O Brasil é um Estado Laico, o que significa que não se confunde com nenhuma religião, não adota uma religião oficial, permite a mais ampla liberdade de crença, descrença e religião, com igualdade de direitos entre as diversas crenças e descrenças e no qual fundamentações religiosas não podem influir nos rumos políticos e jurídicos da nação. Essa é a correta exegese do art. 19, inc. I da CF/88, na medida em que permitir a utilização de fundamentações religiosas para justificar posicionamentos políticos e/ou jurídicos configura inequívoca dependência ou, no mínimo, aliança com a religião em questão, o que é expressamente vedado pelo citado dispositivo constitucional.

A laicidade estatal é pressuposto da própria liberdade religiosa, na medida em que: (i) no Estado Teocrático, o Estado não admite que as pessoas tenham outra crença teísta ou então sejam descrentes; (ii) no Estado Confessional ou ocorre o mesmo ou então a religião oficial é colocada em primazia, recebendo privilégios em relação às demais e, portanto, o Estado acaba por estigmatizar aqueles que possuam outra crença ou então sejam ateístas; (iii) no Estado Ateísta o ente estatal o Estado não admite que as pessoas tenham qualquer crença teísta, exigindo a descrença de todos os cidadãos, ao passo que (iv) o Estado Laico não se confunde nenhuma religião, não adota uma religião oficial, permite a mais ampla liberdade de crença, descrença e religião, com igualdade de direitos entre as diversas crenças e descrenças e no qual fundamentações religiosas não podem influir nos rumos políticos e jurídicos da nação, donde fica evidente a laicidade estatal constitui-se como pressuposto indispensável à plena liberdade religiosa.

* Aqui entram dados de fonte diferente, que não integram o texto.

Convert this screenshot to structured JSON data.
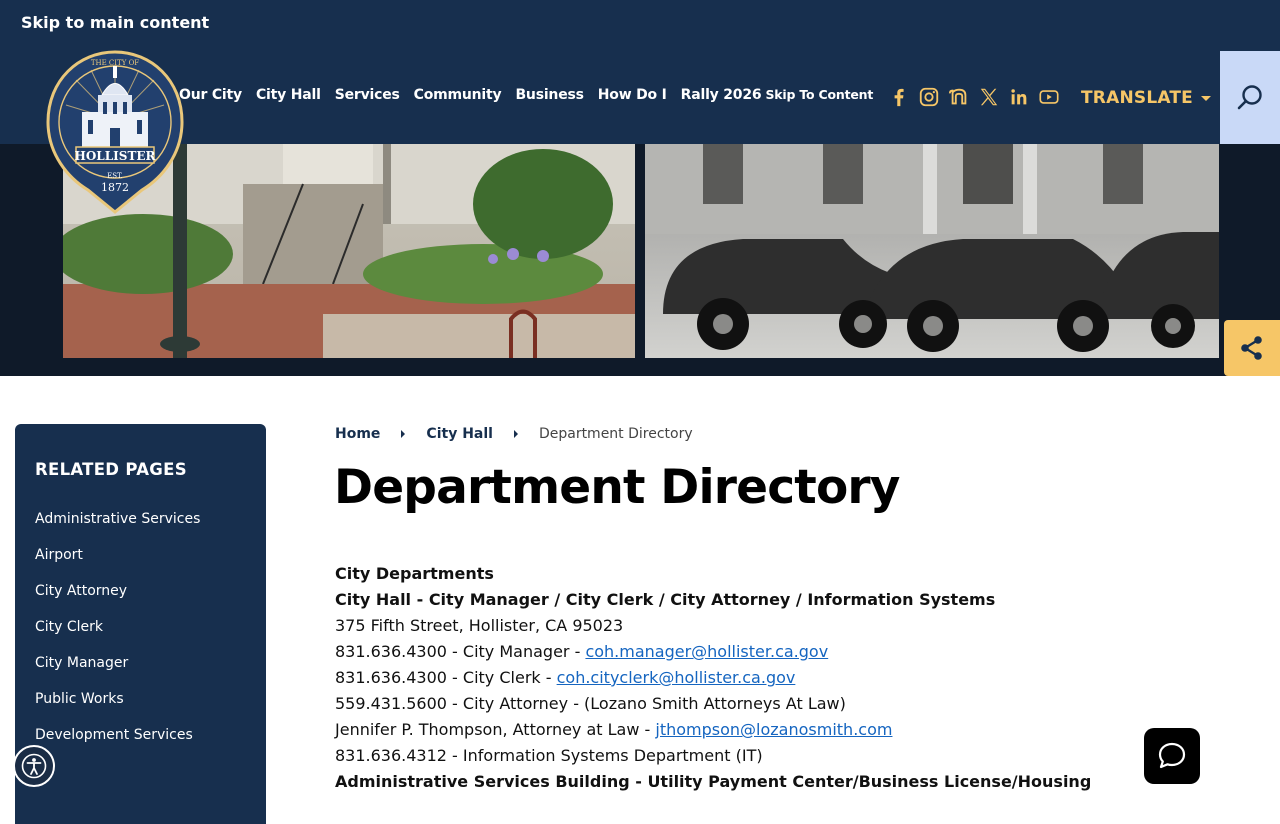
{
  "header": {
    "skip_link": "Skip to main content",
    "nav": [
      "Our City",
      "City Hall",
      "Services",
      "Community",
      "Business",
      "How Do I",
      "Rally 2026"
    ],
    "nav_skip": "Skip To Content",
    "social": [
      "facebook-icon",
      "instagram-icon",
      "nextdoor-icon",
      "x-icon",
      "linkedin-icon",
      "youtube-icon"
    ],
    "translate": "TRANSLATE",
    "logo_text": {
      "top": "THE CITY OF",
      "name": "HOLLISTER",
      "est": "EST.",
      "year": "1872"
    }
  },
  "colors": {
    "navy": "#172f4e",
    "gold": "#f6c667",
    "search_bg": "#c9d9f7",
    "link": "#1565c0"
  },
  "sidebar": {
    "title": "RELATED PAGES",
    "items": [
      "Administrative Services",
      "Airport",
      "City Attorney",
      "City Clerk",
      "City Manager",
      "Public Works",
      "Development Services"
    ]
  },
  "breadcrumb": {
    "home": "Home",
    "parent": "City Hall",
    "current": "Department Directory"
  },
  "page_title": "Department Directory",
  "content": {
    "section_heading": "City Departments",
    "city_hall_heading": "City Hall - City Manager / City Clerk / City Attorney / Information Systems",
    "address": "375 Fifth Street, Hollister, CA 95023",
    "manager_text": "831.636.4300 - City Manager - ",
    "manager_email": "coh.manager@hollister.ca.gov",
    "clerk_text": "831.636.4300 - City Clerk - ",
    "clerk_email": "coh.cityclerk@hollister.ca.gov",
    "attorney_line": "559.431.5600 - City Attorney - (Lozano Smith Attorneys At Law)",
    "thompson_text": "Jennifer P. Thompson, Attorney at Law - ",
    "thompson_email": "jthompson@lozanosmith.com",
    "it_line": "831.636.4312 - Information Systems Department (IT)",
    "admin_heading": "Administrative Services Building - Utility Payment Center/Business License/Housing"
  }
}
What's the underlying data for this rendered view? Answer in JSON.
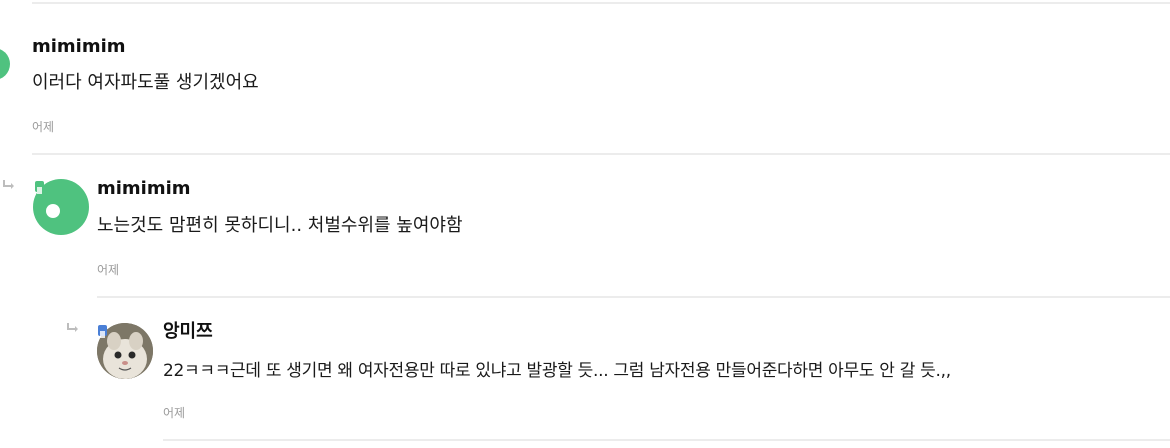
{
  "comments": [
    {
      "author": "mimimim",
      "text": "이러다 여자파도풀 생기겠어요",
      "time": "어제"
    },
    {
      "author": "mimimim",
      "text": "노는것도 맘편히 못하디니.. 처벌수위를 높여야함",
      "time": "어제"
    },
    {
      "author": "앙미쯔",
      "text": " 22ㅋㅋㅋ근데 또 생기면 왜 여자전용만 따로 있냐고 발광할 듯... 그럼 남자전용 만들어준다하면 아무도 안 갈 듯.,,",
      "time": "어제"
    }
  ],
  "colors": {
    "avatar_green": "#4fc27f",
    "badge_blue": "#4a7fd6",
    "divider": "#ececec"
  },
  "icons": {
    "reply": "reply-arrow-icon",
    "badge": "level-badge-icon"
  }
}
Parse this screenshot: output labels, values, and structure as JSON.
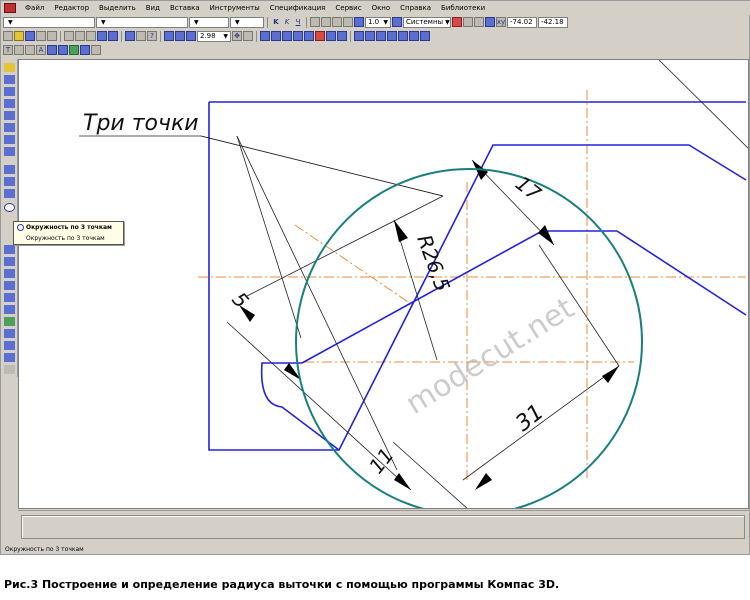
{
  "menu": [
    "Файл",
    "Редактор",
    "Выделить",
    "Вид",
    "Вставка",
    "Инструменты",
    "Спецификация",
    "Сервис",
    "Окно",
    "Справка",
    "Библиотеки"
  ],
  "toolbar": {
    "line_scale": "1.0",
    "coordinate_system": "Системны",
    "coord_x": "-74.02",
    "coord_y": "-42.18",
    "zoom": "2.98"
  },
  "tooltip": {
    "title": "Окружность по 3 точкам",
    "subtitle": "Окружность по 3 точкам"
  },
  "drawing": {
    "leader_text": "Три точки",
    "dim_radius": "R26,5",
    "dim_17": "17",
    "dim_5": "5",
    "dim_31": "31",
    "dim_11": "11",
    "watermark": "modecut.net"
  },
  "status_text": "Окружность по 3 точкам",
  "caption": "Рис.3 Построение и определение радиуса выточки с помощью программы Компас 3D.",
  "colors": {
    "contour": "#2222dd",
    "circle": "#1a7f7f",
    "centerline": "#e88a3a",
    "thin": "#222222"
  }
}
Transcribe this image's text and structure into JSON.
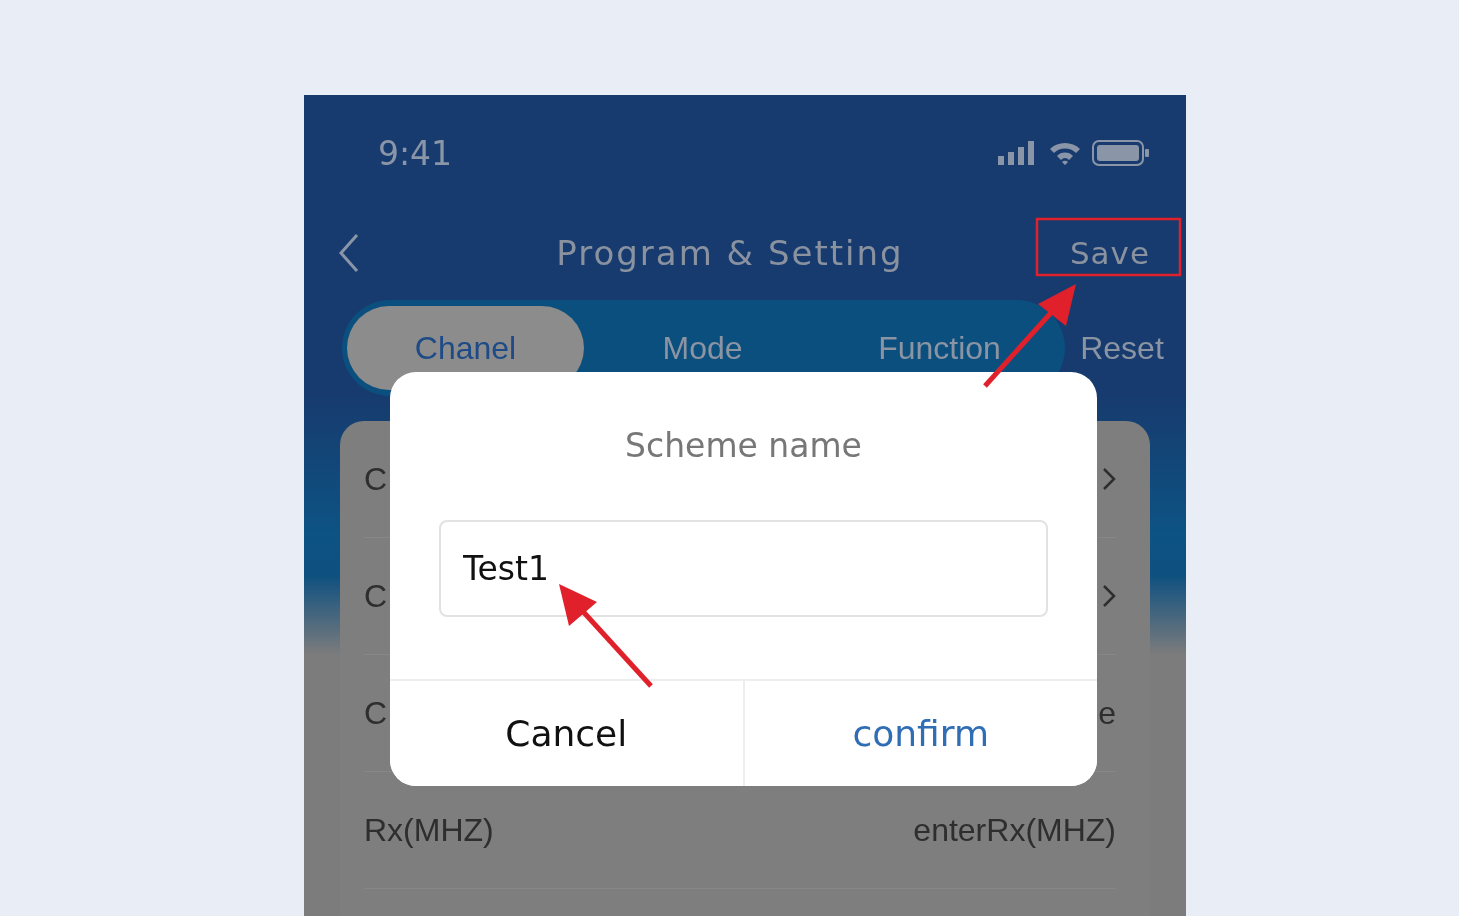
{
  "status_bar": {
    "time": "9:41"
  },
  "header": {
    "title": "Program & Setting",
    "action": "Save"
  },
  "tabs": [
    {
      "label": "Chanel",
      "selected": true
    },
    {
      "label": "Mode",
      "selected": false
    },
    {
      "label": "Function",
      "selected": false
    },
    {
      "label": "Reset",
      "selected": false
    }
  ],
  "rows": [
    {
      "label": "C",
      "kind": "link"
    },
    {
      "label": "C",
      "kind": "link"
    },
    {
      "label": "C",
      "kind": "value",
      "value": "e"
    },
    {
      "label": "Rx(MHZ)",
      "kind": "value",
      "value": "enterRx(MHZ)"
    }
  ],
  "dialog": {
    "title": "Scheme name",
    "field_value": "Test1",
    "buttons": [
      {
        "label": "Cancel",
        "kind": "cancel"
      },
      {
        "label": "confirm",
        "kind": "confirm"
      }
    ]
  }
}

O fato do preâmbulo constitucional utilizar-se da expressão "sob a proteção de Deus" não altera em nada tal conclusão. A uma porque, no conflito entre preâmbulo e dispositivo constitucional, a prevalência abstrata é deste último. A outra pela absoluta ausência de normatividade da referida expressão ante a obviedade segundo a qual não se pode pretender instituir uma obrigação à divindade. Ora, se uma nação está sob a proteção de Deus isso significa que Deus deve obrigatoriamente efetivar tal pretensão. Mas, como não se afigura possível nem razoável instituir uma obrigação à divindade, então afigura-se impossibilidade jurídica por impossibilidade fática de efetivação de tal pretensão. A referida expressão trata-se, apenas, de pretensiosa afirmação no sentido de que a divindade estaria preocupada com a Assembléia Nacional Constituinte Brasileira. Assim, independentemente da teoria à qual se adote sobre a natureza jurídica do preâmbulo constitucional e independentemente da localização da mesma (ou seja, ainda que presente em artigo constitucional), a expressão "sob a proteção de Deus" jamais terá qualquer significação jurídica na medida em que dita expressão não tem nenhum sentido jurídico, nenhum conteúdo jurídico, tratando-se de mera exortação pretensiosa.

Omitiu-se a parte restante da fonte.